Weihnachtsstress
Es weihnachtet nicht sehr, im Parlament. Am Eingang zur Kammer sind wohl Christbaum und Krippe aufgestellt, aber der Betrieb drinnen ist auf Höchsttemperatur gestellt. Wie üblich, was das ganze Jahr über versäumt wurde, glaubt man, die letzte Woche vor den Feiertagen erledigen zu müssen.
Heute lecken sich die Parteigranden noch die Wunden von einer Woche Tag- und Nachtverhandlungen zur Verfassungsreform im Verfassungsausschuss. Vieles am Ergebnis gefällt vielen nicht. Auch bei der Mehrheit. Aber niemand von dieser getraut sich, dem Chef Renzi sein Spielzeug zu verderben. Die einst „schönste Verfassung der Welt“ (Roberto Benigni) wird bald dieses nicht mehr sein.
Morgen früh wird Renzi in der Kammer über sein Europäisches Halbjahr bilanzieren. Er wird es schönreden. In Wahrheit war es eine schwache Performance. Italien hat aus seinem Halbjahr Europa-Präsidentschaft wenig gemacht. Selbst innerhalb Renzis eigener Partei wird das so mehrheitlich so gesehen. Eine Resolution wird im Anschluss an Renzis Bericht vorgelegt werden. Ich habe es übernommen, sie im Plenum vorzustellen.
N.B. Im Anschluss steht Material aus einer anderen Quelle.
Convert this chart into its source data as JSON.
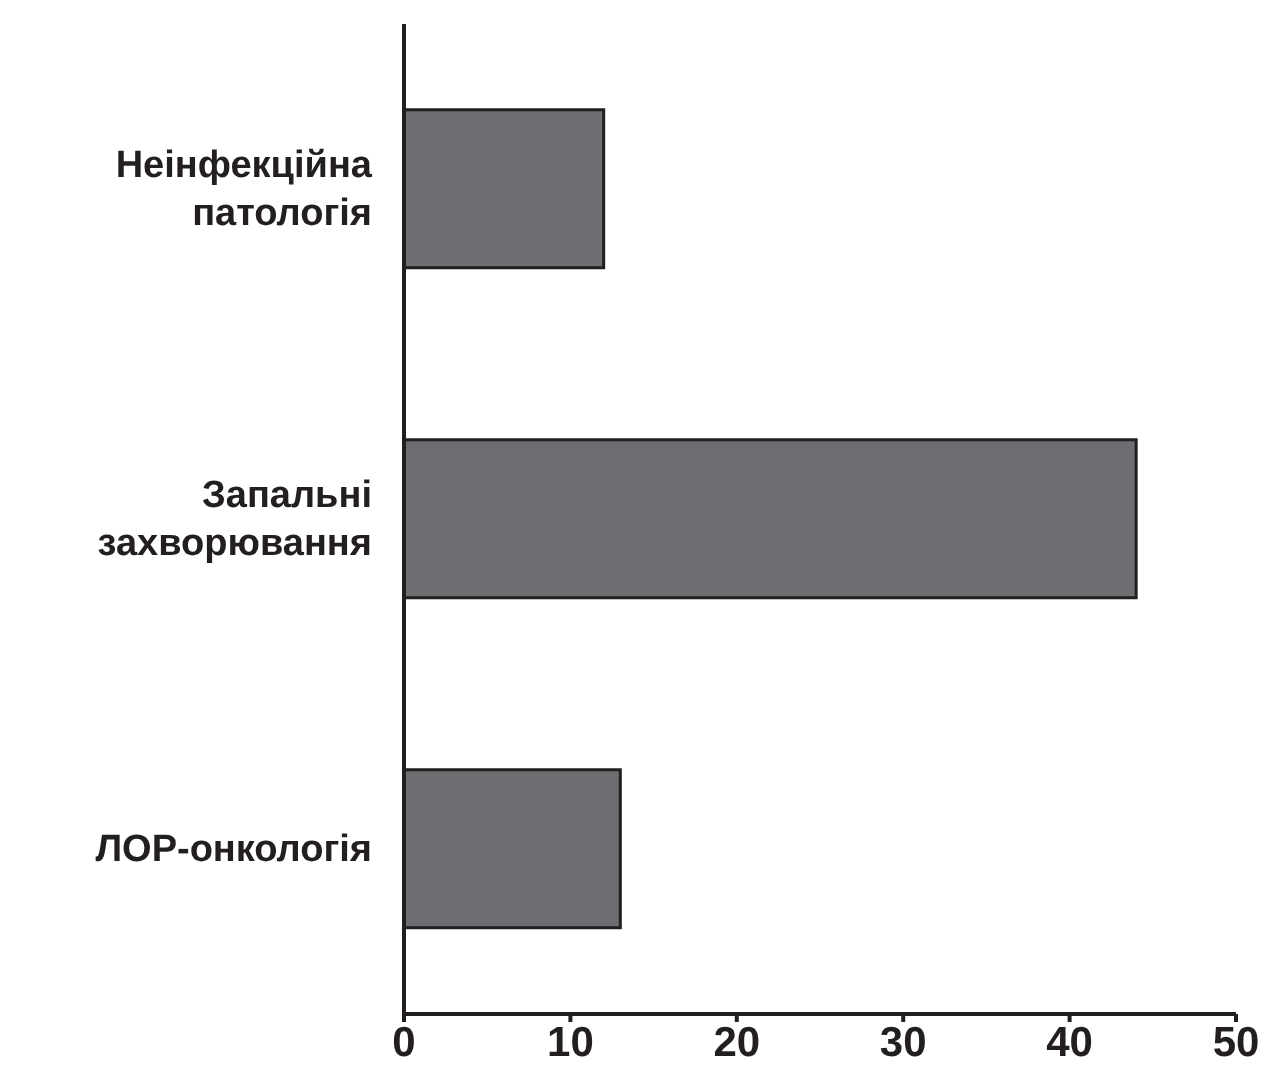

Morgen abends dann kommt die Verfassungsreform ins Plenum. Generaldebatte. Ich werde zur Reform – ich sage: Konterreform! – des Titels V. betreffend die Autonomie der Regionen sprechen. Es wird eine Abrechnung mit dem neuen Zentralismus werden.
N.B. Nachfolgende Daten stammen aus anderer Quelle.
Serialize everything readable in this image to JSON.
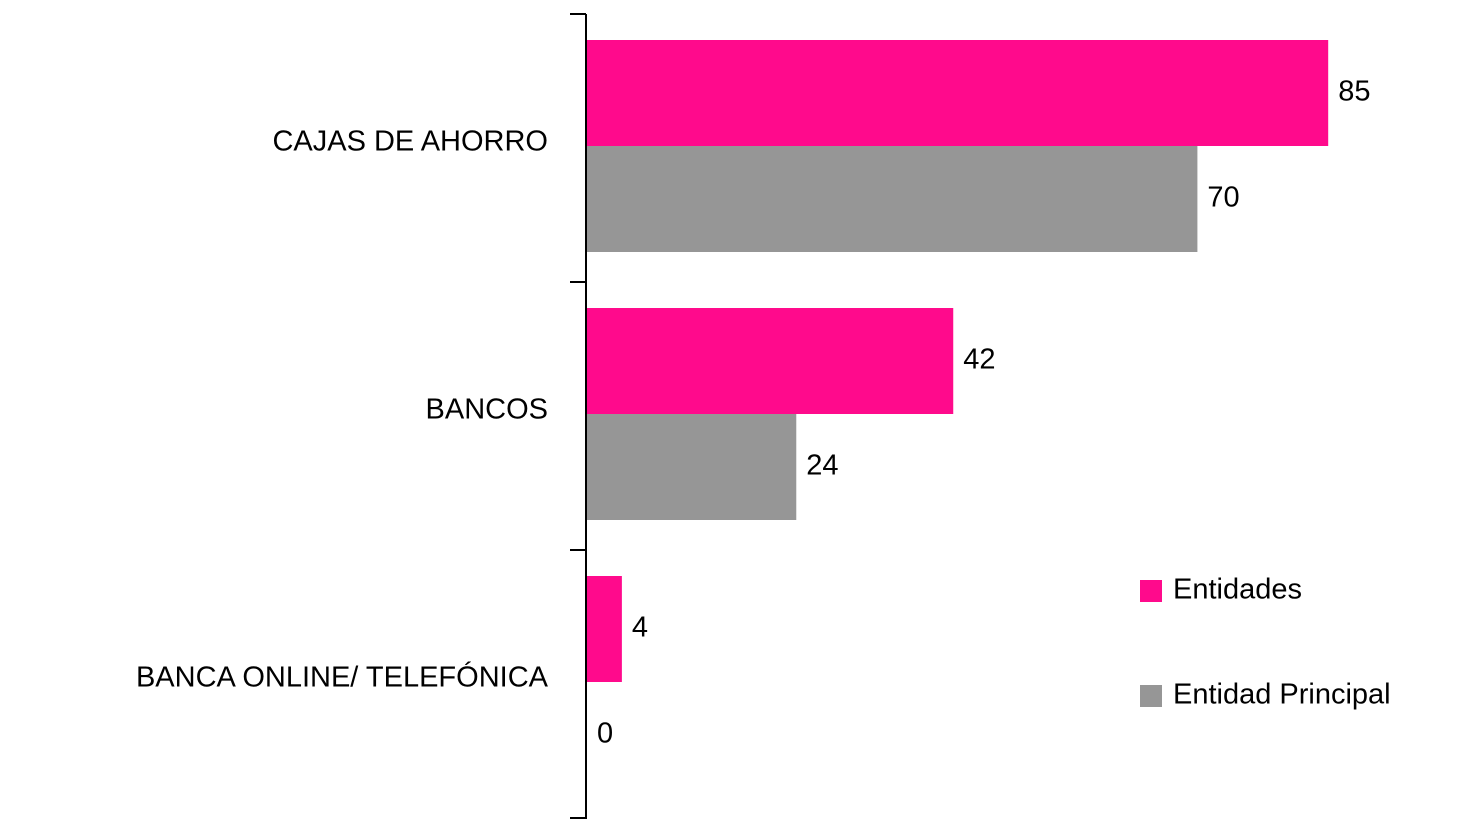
{
  "chart_data": {
    "type": "bar",
    "orientation": "horizontal",
    "categories": [
      "CAJAS DE AHORRO",
      "BANCOS",
      "BANCA ONLINE/ TELEFÓNICA"
    ],
    "series": [
      {
        "name": "Entidades",
        "color": "#ff0a8c",
        "values": [
          85,
          42,
          4
        ]
      },
      {
        "name": "Entidad Principal",
        "color": "#969696",
        "values": [
          70,
          24,
          0
        ]
      }
    ],
    "xlim": [
      0,
      100
    ],
    "legend": "right"
  }
}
Die Oppositionspartei versuchen mit Tausenden, ja Zehntausenden Abänderungsanträgen die Verabschiedung der „Reform“ in der von der Regierung geplanten Weise zu verhindern. Allein wir von Sel haben über 10.000 Abänderungsanträge in Stellung gebracht.
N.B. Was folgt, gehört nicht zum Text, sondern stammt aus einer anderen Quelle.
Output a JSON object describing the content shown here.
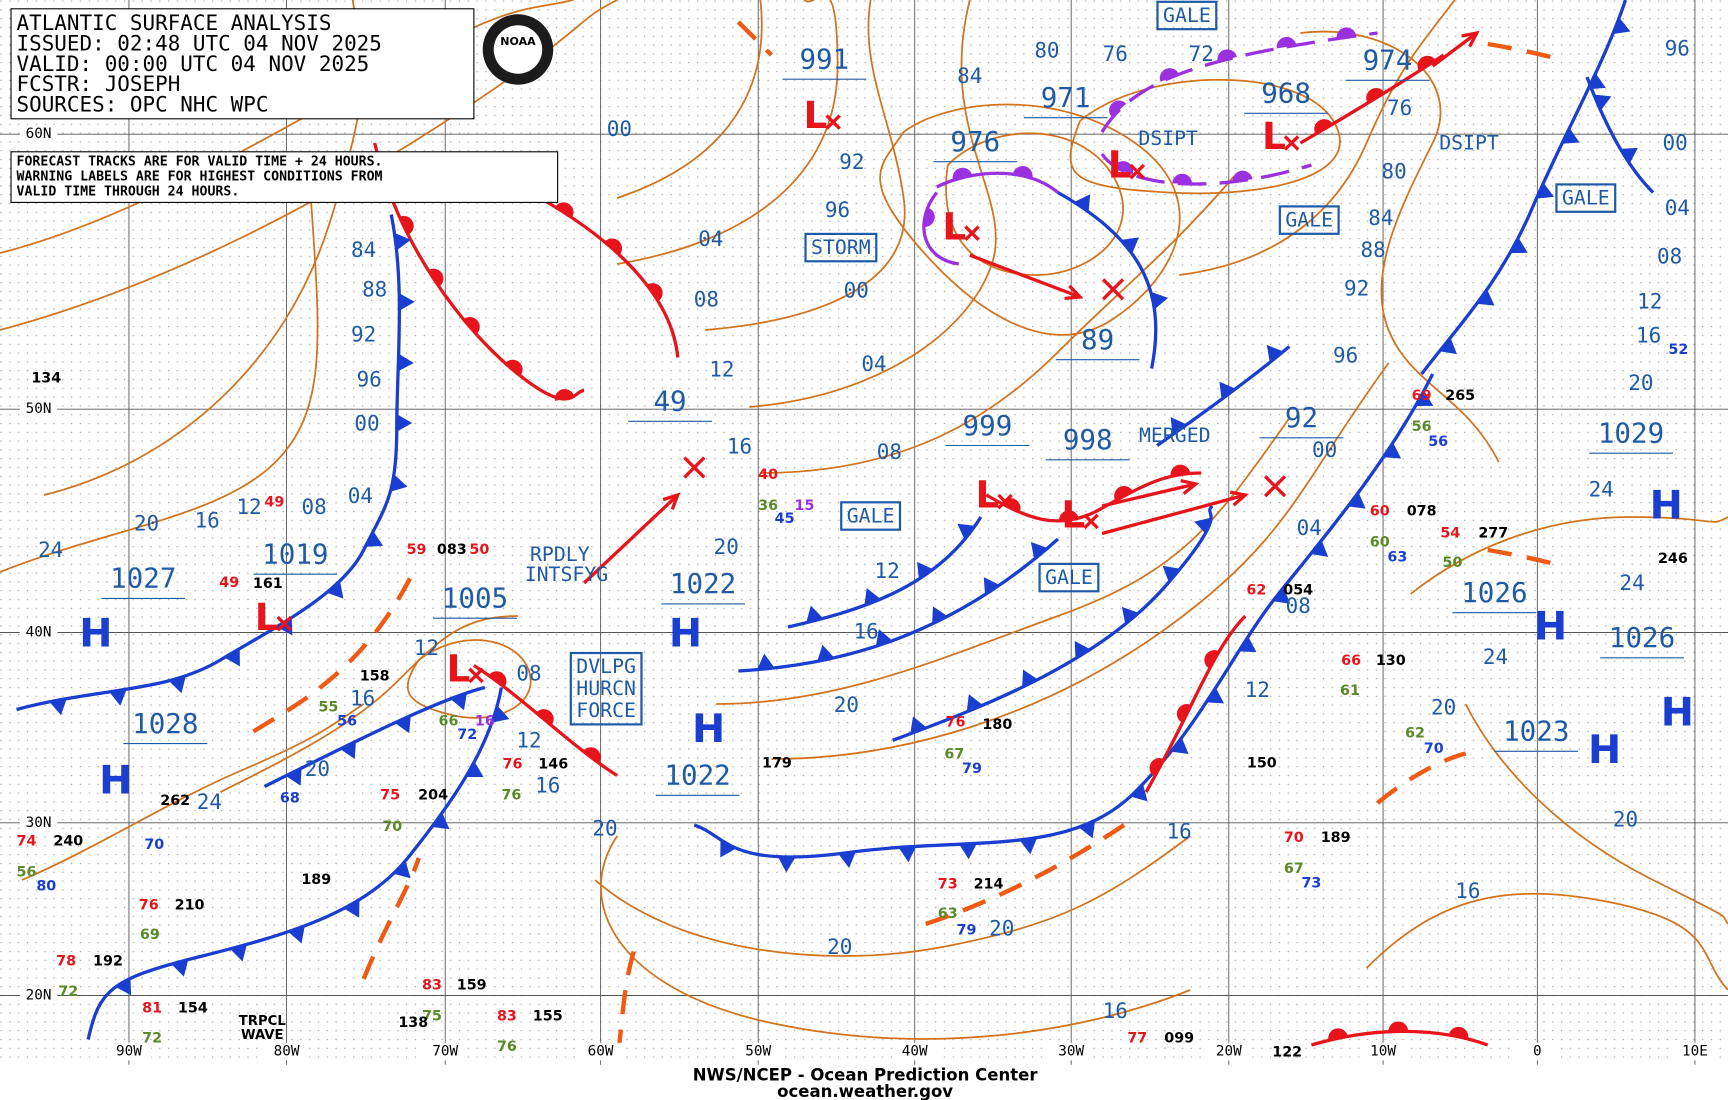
{
  "header": {
    "lines": [
      "ATLANTIC SURFACE ANALYSIS",
      "ISSUED: 02:48 UTC 04 NOV 2025",
      "VALID:  00:00 UTC 04 NOV 2025",
      "FCSTR:  JOSEPH",
      "SOURCES: OPC NHC WPC"
    ],
    "logo_text": "NOAA"
  },
  "note": [
    "FORECAST TRACKS ARE FOR VALID TIME + 24 HOURS.",
    "WARNING LABELS ARE FOR HIGHEST CONDITIONS FROM",
    "VALID TIME THROUGH 24 HOURS."
  ],
  "lat_labels": [
    "60N",
    "50N",
    "40N",
    "30N",
    "20N"
  ],
  "lon_labels": [
    "90W",
    "80W",
    "70W",
    "60W",
    "50W",
    "40W",
    "30W",
    "20W",
    "10W",
    "0",
    "10E"
  ],
  "isobar_labels": [
    "00",
    "84",
    "80",
    "76",
    "72",
    "92",
    "96",
    "00",
    "04",
    "08",
    "12",
    "04",
    "08",
    "12",
    "16",
    "20",
    "16",
    "20",
    "20",
    "20",
    "16",
    "16",
    "20",
    "84",
    "88",
    "92",
    "96",
    "00",
    "04",
    "08",
    "12",
    "16",
    "20",
    "24",
    "24",
    "20",
    "16",
    "12",
    "08",
    "12",
    "16",
    "80",
    "84",
    "88",
    "92",
    "96",
    "00",
    "04",
    "08",
    "12",
    "76",
    "00",
    "04",
    "08",
    "12",
    "16",
    "20",
    "24",
    "24",
    "24",
    "20",
    "20",
    "16",
    "96"
  ],
  "pressures": [
    "991",
    "976",
    "971",
    "968",
    "974",
    "89",
    "49",
    "999",
    "998",
    "92",
    "1029",
    "1019",
    "1027",
    "1005",
    "1022",
    "1022",
    "1028",
    "1026",
    "1026",
    "1023"
  ],
  "highs": [
    "H",
    "H",
    "H",
    "H",
    "H",
    "H",
    "H",
    "H"
  ],
  "lows": [
    "L",
    "L",
    "L",
    "L",
    "L",
    "L",
    "L",
    "L"
  ],
  "warnings": [
    "GALE",
    "STORM",
    "GALE",
    "GALE",
    "GALE",
    "GALE",
    "DVLPG",
    "HURCN",
    "FORCE"
  ],
  "remarks": [
    "DSIPT",
    "DSIPT",
    "MERGED",
    "RPDLY",
    "INTSFYG",
    "TRPCL",
    "WAVE"
  ],
  "stations": [
    "134",
    "49",
    "161",
    "49",
    "59",
    "083",
    "50",
    "158",
    "55",
    "56",
    "66",
    "72",
    "16",
    "76",
    "76",
    "146",
    "75",
    "204",
    "70",
    "68",
    "40",
    "36",
    "45",
    "15",
    "179",
    "180",
    "76",
    "67",
    "79",
    "73",
    "214",
    "63",
    "79",
    "150",
    "62",
    "054",
    "70",
    "189",
    "67",
    "73",
    "130",
    "66",
    "61",
    "60",
    "078",
    "60",
    "63",
    "54",
    "277",
    "50",
    "69",
    "265",
    "56",
    "56",
    "246",
    "52",
    "62",
    "70",
    "262",
    "70",
    "74",
    "240",
    "56",
    "80",
    "76",
    "210",
    "69",
    "189",
    "78",
    "192",
    "72",
    "81",
    "154",
    "72",
    "83",
    "159",
    "75",
    "138",
    "83",
    "155",
    "76",
    "77",
    "099",
    "122"
  ],
  "footer": [
    "NWS/NCEP - Ocean Prediction Center",
    "ocean.weather.gov"
  ],
  "colors": {
    "isobar": "#d2731e",
    "cold": "#1a3fd0",
    "warm": "#e8141c",
    "occluded": "#9b30e0",
    "trough": "#f05a14",
    "grid": "#555555",
    "label": "#1f5aa6",
    "temperature": "#e8141c",
    "dewpoint": "#5a8a28",
    "pressure_station": "#000000",
    "visibility": "#1a3fd0",
    "weather": "#9b30e0"
  }
}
Weiter behandelt wird das Reformwerk dann erst nach Dreikönig. Vorerst kommt es in den Freezer, denn noch vor Weihnachten muss das Stabilitätsgesetz zum zweiten Mal durch die Kammer. Es kommt wild zerfleddert aus dem Senat zurück. Übers Wochenende, und Montag-Dienstag, 22. Und 23. Dezember, soll es per Vertrauensvotum durch die Kammer gepeitscht werden. Dann vielleicht wird doch Weihnachten.